Researcher finds certain network names can disable Wi-Fi on iPhones --The Verge
Security researcher Carl Schou disabled all Wi-Fi related features on the iPhone on June 19, 2021 when he connected to the SSID network '% p% s% s% s% s% n'. I announced that it will be. 9to5Mac, a news media related to Apple products that addressed this issue, said, 'iOS interprets the string'% (alphabet)'as a variable name or command instead of text, causing a buffer overflow. Isn't it? '
It is revealed that there is a bug that can completely disable the Wi-Fi function of iPhone --GIGAZINE
Continuing from last time, when Schou connects the iPhone to a Wi-Fi network named '% secretclub% power' on July 4, the device will not be able to use Wi-Fi or Wi-Fi related functions, and I reported that resetting the network settings did not recover.

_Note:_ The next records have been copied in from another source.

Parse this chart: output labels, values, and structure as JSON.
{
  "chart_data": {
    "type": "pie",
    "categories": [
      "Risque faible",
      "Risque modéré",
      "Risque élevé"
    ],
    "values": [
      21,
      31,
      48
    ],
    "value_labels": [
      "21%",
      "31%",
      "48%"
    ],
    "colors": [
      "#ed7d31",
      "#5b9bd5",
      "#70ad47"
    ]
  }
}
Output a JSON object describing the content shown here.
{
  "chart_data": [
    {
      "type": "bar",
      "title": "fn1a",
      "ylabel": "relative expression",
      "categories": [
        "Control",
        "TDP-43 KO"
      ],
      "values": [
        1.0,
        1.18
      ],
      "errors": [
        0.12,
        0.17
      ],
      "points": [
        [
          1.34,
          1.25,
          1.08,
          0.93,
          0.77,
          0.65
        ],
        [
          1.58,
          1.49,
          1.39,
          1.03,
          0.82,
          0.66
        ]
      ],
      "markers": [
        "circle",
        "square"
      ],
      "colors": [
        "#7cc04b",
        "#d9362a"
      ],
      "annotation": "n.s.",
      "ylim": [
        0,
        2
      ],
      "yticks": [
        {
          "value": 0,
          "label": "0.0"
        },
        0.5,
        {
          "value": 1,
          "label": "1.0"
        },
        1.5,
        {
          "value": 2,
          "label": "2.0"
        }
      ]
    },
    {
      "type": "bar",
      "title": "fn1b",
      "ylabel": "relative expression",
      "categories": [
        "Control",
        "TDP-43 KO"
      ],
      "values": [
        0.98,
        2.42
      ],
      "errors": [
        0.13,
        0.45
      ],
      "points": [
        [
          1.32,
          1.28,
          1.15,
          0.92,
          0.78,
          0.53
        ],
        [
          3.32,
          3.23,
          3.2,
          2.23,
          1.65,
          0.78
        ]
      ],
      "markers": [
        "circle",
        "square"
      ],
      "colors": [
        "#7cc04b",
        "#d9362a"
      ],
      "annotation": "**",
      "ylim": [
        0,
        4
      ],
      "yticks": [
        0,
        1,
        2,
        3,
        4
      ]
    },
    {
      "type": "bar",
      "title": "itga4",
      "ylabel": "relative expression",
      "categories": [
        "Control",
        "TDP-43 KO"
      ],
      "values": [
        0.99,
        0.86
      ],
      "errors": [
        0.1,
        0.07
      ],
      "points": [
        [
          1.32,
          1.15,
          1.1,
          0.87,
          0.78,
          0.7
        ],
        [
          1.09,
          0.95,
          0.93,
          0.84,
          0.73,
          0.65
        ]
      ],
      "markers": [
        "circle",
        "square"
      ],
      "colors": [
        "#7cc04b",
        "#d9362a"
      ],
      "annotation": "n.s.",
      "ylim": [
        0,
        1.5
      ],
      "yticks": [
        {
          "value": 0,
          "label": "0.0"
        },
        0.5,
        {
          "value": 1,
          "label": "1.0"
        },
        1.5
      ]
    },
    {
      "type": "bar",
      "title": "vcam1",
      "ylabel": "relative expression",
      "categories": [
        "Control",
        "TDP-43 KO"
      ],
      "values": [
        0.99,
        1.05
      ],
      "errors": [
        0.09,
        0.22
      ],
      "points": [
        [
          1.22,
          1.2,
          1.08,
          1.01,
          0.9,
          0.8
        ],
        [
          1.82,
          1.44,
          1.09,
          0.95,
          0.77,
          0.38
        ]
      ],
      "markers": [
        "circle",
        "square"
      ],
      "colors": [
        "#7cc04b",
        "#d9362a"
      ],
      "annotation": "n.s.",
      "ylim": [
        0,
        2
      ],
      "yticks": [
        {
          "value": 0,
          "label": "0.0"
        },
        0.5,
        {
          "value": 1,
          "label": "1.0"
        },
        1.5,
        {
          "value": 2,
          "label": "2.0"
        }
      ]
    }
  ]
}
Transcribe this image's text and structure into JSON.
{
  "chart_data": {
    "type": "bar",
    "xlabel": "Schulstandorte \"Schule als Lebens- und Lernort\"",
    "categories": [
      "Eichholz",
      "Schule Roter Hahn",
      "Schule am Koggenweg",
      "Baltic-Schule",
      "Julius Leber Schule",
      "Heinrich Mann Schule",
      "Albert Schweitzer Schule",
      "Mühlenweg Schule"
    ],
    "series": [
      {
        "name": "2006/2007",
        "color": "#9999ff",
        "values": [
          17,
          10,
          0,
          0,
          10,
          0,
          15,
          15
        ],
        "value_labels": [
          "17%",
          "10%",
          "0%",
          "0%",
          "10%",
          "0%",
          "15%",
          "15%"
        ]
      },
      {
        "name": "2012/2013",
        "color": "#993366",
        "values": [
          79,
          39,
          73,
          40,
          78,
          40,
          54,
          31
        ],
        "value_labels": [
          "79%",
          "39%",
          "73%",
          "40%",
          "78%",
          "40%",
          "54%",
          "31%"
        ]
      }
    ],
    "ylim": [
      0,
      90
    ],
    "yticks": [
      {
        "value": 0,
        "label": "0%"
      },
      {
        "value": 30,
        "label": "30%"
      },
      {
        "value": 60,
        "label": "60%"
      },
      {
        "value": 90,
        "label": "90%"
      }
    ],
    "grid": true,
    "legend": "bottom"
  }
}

You can permanently disable any iOS device's WiFI by hosting a public WiFi named% secretclub% power— Carl Schou (@vm_call) July 4, 2021
Resetting network settings is not guaranteed to restore functionality. #Infosec # 0day
Resetting the network settings didn't restore functionality, so 9to5Mac said, 'The only solution to this problem seems to be a hard reset of the device to factory defaults. 9to5Mac has this problem on its own. I haven't tested it and I don't recommend anyone trying it out. '
'% P% s% s% s% s% n', which was found to cause problems last time, and '% secretclub% power' discovered this time both include '% p' and '% s'. They have something in common. From this, it seems that 9to5Mac has many other bugs related to the strings '% p' and '% s', or '% n'. Therefore, the network name contains the percent sign. The safest thing to do is to avoid connecting to your Wi-Fi network, and wait for an update to fix an OS bug caused by Apple. ' ..
The IT news site The Verge asked Apple to comment on the issue, but said it hadn't been answered at the time of writing.